Methods include ethnography, reflections on participating in Radical Librarians Collective, observation of RLC gatherings and interviews. Thematic analysis within the Gramscian framework.

Explored neoliberal hegemony in LIS: the theme of library as a business, and alternatively considering what is distinctive above library services. Does the integrity of something change when you think of it as something bought and sold? Do worlds make worlds? For example, the more words reinforcing a hegemonic position there are, the smaller the space for alternate worlds and ways of being. LIS professionals are thinking hard about these questions and exploring spaces for solidarity and counter-hegemonic narratives.

Secondly explored Radical Librarian Collective as alternative practices of library work. Radical is more about the root of librarianship rather than an explicit political position. Thirdly, explored the future development of activist librarianship and the challenges of organisation, facilitation and horizontalism in practice.

Panel Session

Question on publishing research. Most panel members have not yet published research based on their dissertation or disseminated beyond speaking today. Some have applied their work in more practical ways. Some are hoping to publish. This advocacy and collaboration between researchers and collaboration starts here folks – amplify!! There’s such a great variety of research methods and results on show today we need to disseminate.

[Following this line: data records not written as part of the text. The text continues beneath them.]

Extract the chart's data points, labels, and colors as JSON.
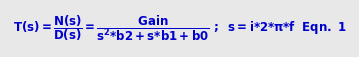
{
  "background_color": "#e8e8e8",
  "text_color": "#0000cc",
  "fontsize": 8.5,
  "figwidth": 3.59,
  "figheight": 0.58,
  "dpi": 100
}
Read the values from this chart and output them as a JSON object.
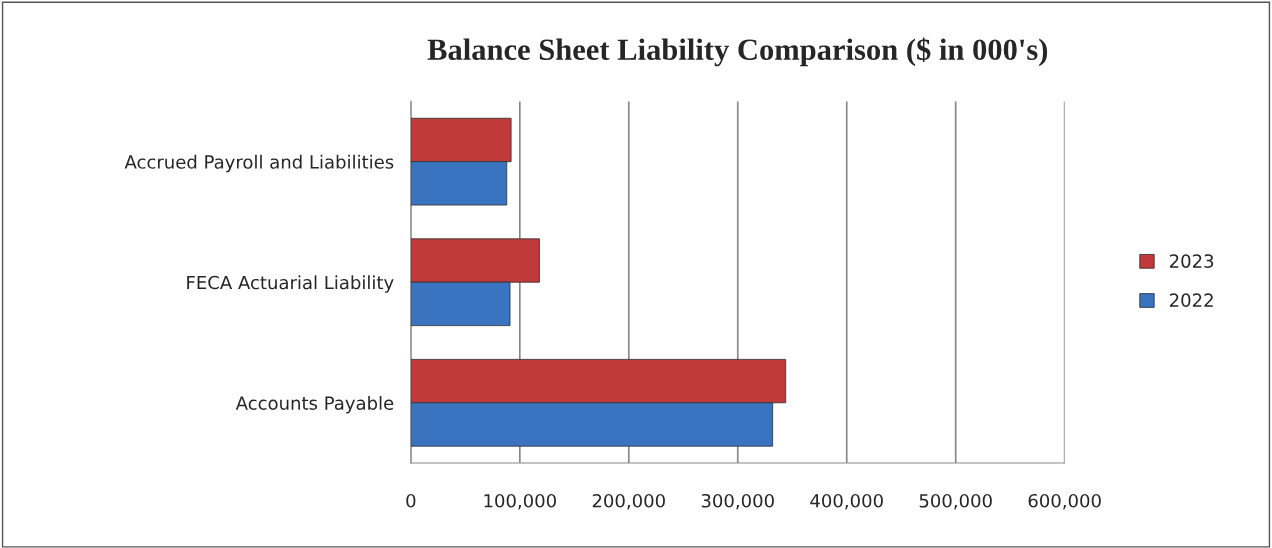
{
  "chart_data": {
    "type": "bar",
    "orientation": "horizontal",
    "title": "Balance Sheet Liability Comparison ($ in 000's)",
    "categories": [
      "Accrued Payroll and Liabilities",
      "FECA Actuarial Liability",
      "Accounts Payable"
    ],
    "series": [
      {
        "name": "2023",
        "color": "#c0393b",
        "values": [
          92000,
          118000,
          344000
        ]
      },
      {
        "name": "2022",
        "color": "#3a73c0",
        "values": [
          88000,
          91000,
          332000
        ]
      }
    ],
    "xlim": [
      0,
      600000
    ],
    "xticks": [
      {
        "value": 0,
        "label": "0"
      },
      {
        "value": 100000,
        "label": "100,000"
      },
      {
        "value": 200000,
        "label": "200,000"
      },
      {
        "value": 300000,
        "label": "300,000"
      },
      {
        "value": 400000,
        "label": "400,000"
      },
      {
        "value": 500000,
        "label": "500,000"
      },
      {
        "value": 600000,
        "label": "600,000"
      }
    ],
    "grid": "x",
    "legend": "right"
  }
}
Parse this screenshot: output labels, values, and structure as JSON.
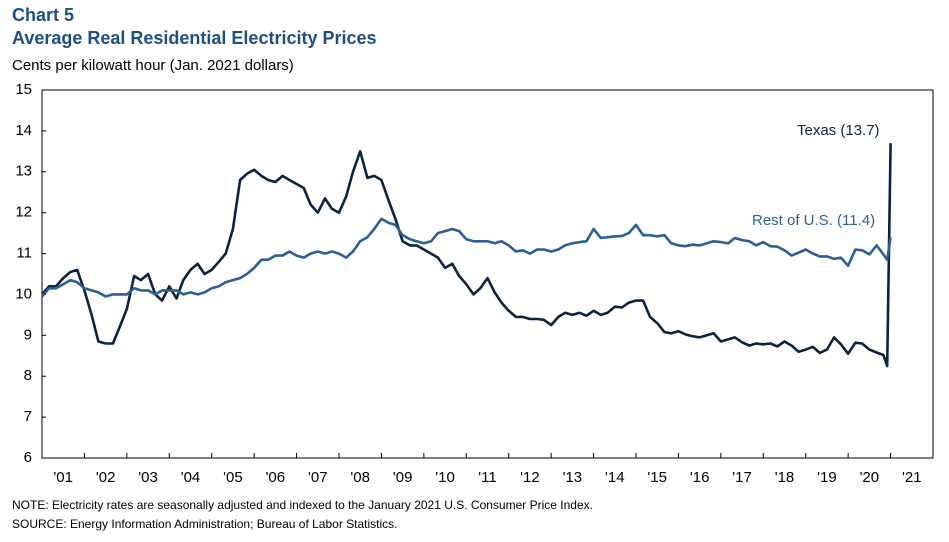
{
  "chart_data": {
    "type": "line",
    "title": "Chart 5",
    "subtitle": "Average Real Residential Electricity Prices",
    "y_label": "Cents per kilowatt hour (Jan. 2021 dollars)",
    "note": "NOTE: Electricity rates are seasonally adjusted and indexed to the January 2021 U.S. Consumer Price Index.",
    "source": "SOURCE: Energy Information  Administration; Bureau of Labor Statistics.",
    "annotations": [
      "Texas (13.7)",
      "Rest of U.S. (11.4)"
    ],
    "xlim": [
      2001,
      2022
    ],
    "xticks": [
      {
        "value": 2001,
        "label": "'01"
      },
      {
        "value": 2002,
        "label": "'02"
      },
      {
        "value": 2003,
        "label": "'03"
      },
      {
        "value": 2004,
        "label": "'04"
      },
      {
        "value": 2005,
        "label": "'05"
      },
      {
        "value": 2006,
        "label": "'06"
      },
      {
        "value": 2007,
        "label": "'07"
      },
      {
        "value": 2008,
        "label": "'08"
      },
      {
        "value": 2009,
        "label": "'09"
      },
      {
        "value": 2010,
        "label": "'10"
      },
      {
        "value": 2011,
        "label": "'11"
      },
      {
        "value": 2012,
        "label": "'12"
      },
      {
        "value": 2013,
        "label": "'13"
      },
      {
        "value": 2014,
        "label": "'14"
      },
      {
        "value": 2015,
        "label": "'15"
      },
      {
        "value": 2016,
        "label": "'16"
      },
      {
        "value": 2017,
        "label": "'17"
      },
      {
        "value": 2018,
        "label": "'18"
      },
      {
        "value": 2019,
        "label": "'19"
      },
      {
        "value": 2020,
        "label": "'20"
      },
      {
        "value": 2021,
        "label": "'21"
      }
    ],
    "ylim": [
      6,
      15
    ],
    "yticks": [
      6,
      7,
      8,
      9,
      10,
      11,
      12,
      13,
      14,
      15
    ],
    "grid": false,
    "x": [
      2001,
      2001.17,
      2001.33,
      2001.5,
      2001.67,
      2001.83,
      2002,
      2002.17,
      2002.33,
      2002.5,
      2002.67,
      2002.83,
      2003,
      2003.17,
      2003.33,
      2003.5,
      2003.67,
      2003.83,
      2004,
      2004.17,
      2004.33,
      2004.5,
      2004.67,
      2004.83,
      2005,
      2005.17,
      2005.33,
      2005.5,
      2005.67,
      2005.83,
      2006,
      2006.17,
      2006.33,
      2006.5,
      2006.67,
      2006.83,
      2007,
      2007.17,
      2007.33,
      2007.5,
      2007.67,
      2007.83,
      2008,
      2008.17,
      2008.33,
      2008.5,
      2008.67,
      2008.83,
      2009,
      2009.17,
      2009.33,
      2009.5,
      2009.67,
      2009.83,
      2010,
      2010.17,
      2010.33,
      2010.5,
      2010.67,
      2010.83,
      2011,
      2011.17,
      2011.33,
      2011.5,
      2011.67,
      2011.83,
      2012,
      2012.17,
      2012.33,
      2012.5,
      2012.67,
      2012.83,
      2013,
      2013.17,
      2013.33,
      2013.5,
      2013.67,
      2013.83,
      2014,
      2014.17,
      2014.33,
      2014.5,
      2014.67,
      2014.83,
      2015,
      2015.17,
      2015.33,
      2015.5,
      2015.67,
      2015.83,
      2016,
      2016.17,
      2016.33,
      2016.5,
      2016.67,
      2016.83,
      2017,
      2017.17,
      2017.33,
      2017.5,
      2017.67,
      2017.83,
      2018,
      2018.17,
      2018.33,
      2018.5,
      2018.67,
      2018.83,
      2019,
      2019.17,
      2019.33,
      2019.5,
      2019.67,
      2019.83,
      2020,
      2020.17,
      2020.33,
      2020.5,
      2020.67,
      2020.83,
      2020.92,
      2021
    ],
    "series": [
      {
        "name": "Texas",
        "color": "#0b2341",
        "values": [
          10.0,
          10.2,
          10.2,
          10.4,
          10.55,
          10.6,
          10.1,
          9.5,
          8.85,
          8.8,
          8.8,
          9.2,
          9.65,
          10.45,
          10.35,
          10.5,
          10.0,
          9.85,
          10.2,
          9.9,
          10.35,
          10.6,
          10.75,
          10.5,
          10.6,
          10.8,
          11.0,
          11.6,
          12.8,
          12.95,
          13.05,
          12.9,
          12.8,
          12.75,
          12.9,
          12.8,
          12.7,
          12.6,
          12.2,
          12.0,
          12.35,
          12.1,
          12.0,
          12.4,
          13.0,
          13.5,
          12.85,
          12.9,
          12.8,
          12.3,
          11.85,
          11.3,
          11.2,
          11.2,
          11.1,
          11.0,
          10.9,
          10.65,
          10.75,
          10.45,
          10.25,
          10.0,
          10.15,
          10.4,
          10.05,
          9.8,
          9.6,
          9.45,
          9.45,
          9.4,
          9.4,
          9.38,
          9.25,
          9.45,
          9.55,
          9.5,
          9.55,
          9.48,
          9.6,
          9.5,
          9.55,
          9.7,
          9.68,
          9.8,
          9.85,
          9.85,
          9.45,
          9.3,
          9.08,
          9.05,
          9.1,
          9.02,
          8.98,
          8.95,
          9.0,
          9.05,
          8.85,
          8.9,
          8.95,
          8.83,
          8.75,
          8.8,
          8.78,
          8.8,
          8.73,
          8.85,
          8.75,
          8.6,
          8.65,
          8.72,
          8.57,
          8.65,
          8.95,
          8.78,
          8.55,
          8.82,
          8.8,
          8.65,
          8.58,
          8.52,
          8.25,
          13.7
        ]
      },
      {
        "name": "Rest of U.S.",
        "color": "#2e5f94",
        "values": [
          9.95,
          10.15,
          10.15,
          10.25,
          10.35,
          10.3,
          10.15,
          10.1,
          10.05,
          9.95,
          10.0,
          10.0,
          10.0,
          10.15,
          10.1,
          10.1,
          10.0,
          10.1,
          10.1,
          10.1,
          10.0,
          10.05,
          10.0,
          10.05,
          10.15,
          10.2,
          10.3,
          10.35,
          10.4,
          10.5,
          10.65,
          10.85,
          10.85,
          10.95,
          10.95,
          11.05,
          10.95,
          10.9,
          11.0,
          11.05,
          11.0,
          11.05,
          11.0,
          10.9,
          11.05,
          11.3,
          11.4,
          11.6,
          11.85,
          11.75,
          11.7,
          11.45,
          11.35,
          11.3,
          11.25,
          11.3,
          11.5,
          11.55,
          11.6,
          11.55,
          11.35,
          11.3,
          11.3,
          11.3,
          11.25,
          11.3,
          11.2,
          11.05,
          11.08,
          11.0,
          11.1,
          11.1,
          11.05,
          11.1,
          11.2,
          11.25,
          11.28,
          11.3,
          11.6,
          11.38,
          11.4,
          11.42,
          11.43,
          11.5,
          11.7,
          11.45,
          11.45,
          11.42,
          11.45,
          11.25,
          11.2,
          11.18,
          11.22,
          11.2,
          11.25,
          11.3,
          11.28,
          11.25,
          11.38,
          11.33,
          11.3,
          11.2,
          11.28,
          11.18,
          11.17,
          11.08,
          10.95,
          11.02,
          11.1,
          11.0,
          10.93,
          10.93,
          10.87,
          10.9,
          10.7,
          11.1,
          11.08,
          10.98,
          11.2,
          10.98,
          10.85,
          11.4
        ]
      }
    ]
  }
}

Question on data collection. Institutional repositories and untapped source of data and information. Can find research outputs that haven’t been published. Social media is also useful: especially if it appears multiple times.

Question on improving communication to students on what is expected from them in a dissertation, especially marking criteria. Dissertation handbook and guides useful to work from; some followed these quite closely. Marking criteria less helpful, though can be useful for validation as a checkbox exercise. Some schools offer study schools or boot camps especially for distance learning students.

Question on Katherine’s presentation on critical theory and radical librarianship. Was critical theory part of your course and do you consider yourself radical or not? Not necessarily a formal part of the curriculum but often actively discussed in extra-curricular activities. There often was an emphasis on critical reading and developing critical thinking skills. Most panel members are not loud radicals but more described themselves as “on the way to being an activist” or in thought rather than deed and a few did state they were actively political and or critical about their librarianship. Discussion of how visibly political to be on social media when developing a professional profile.

The suggestion that we should all be radical or activist is hegemonic in itself, no?

On that intriguing political/philosophical note an interesting conference draws to a close.

Many thanks to the conference organising team, UCL for hosting, the event sponsors for supporting the event and to all the presenters for sharing their interesting and varied research and managing to communicate it so well in 15 minutes.